Between 2004 and 2009, 121 consecutive patients with cirrhosis underwent 144 brain procedures. Patients were categorized as Child-Turcotte-Pugh (referred to as “Child”) Class A, B, or C. The patient profiles, including the severity of cirrhosis, reason for surgery, complications, and prognosis factors, were analyzed.

Results

In this retrospective study, the overall surgical complication rate for patients with cirrhosis was 52.1% and the mortality rate was 24.3%. For patients with acute traumatic brain injury (TBI), the complication, rebleeding, and mortality rates reached 84.4%, 68.8%, and 37.5%, respectively. Surgery for TBI was a significant risk factor for postoperative complications (p = 0.0002) and postoperative hemorrhage (p < 0.0001). Otherwise, according to the Child classification, the complication rate increased in a stepwise fashion from 38.7% to 60% to 84.2%, the rebleeding rate from 29.3% to 48.0% to 63.2%, and the mortality rate from 5.3% to 38% to 63.2% for Child A, B, and C, respectively.
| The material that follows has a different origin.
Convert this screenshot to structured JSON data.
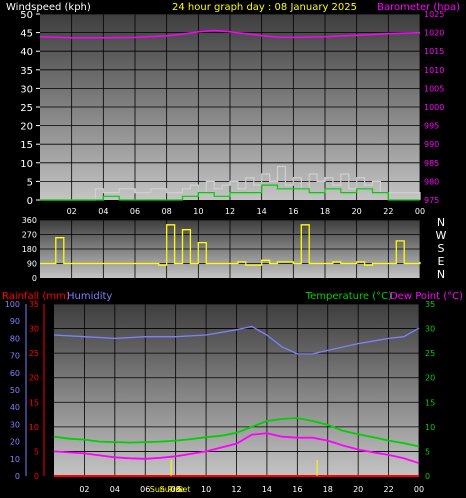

The Child classification was associated with higher risk of complications—Child B vs A OR 2.84 (95% CI 1.28–6.29), Child C vs A OR 5.39 (95% CI 1.32–22.02). It was also associated with risk of death—Child C vs A OR 30.43 (95% CI 7.71–120.02), Child B vs A OR 10.88 (95% CI 3.42–34.63).

Conclusions

Liver cirrhosis is a poor comorbidity factor for brain surgery. The authors' results suggest that the Child classification used independently is a poor prognostic factor; in addition, grave outcomes were observed in patients with TBI.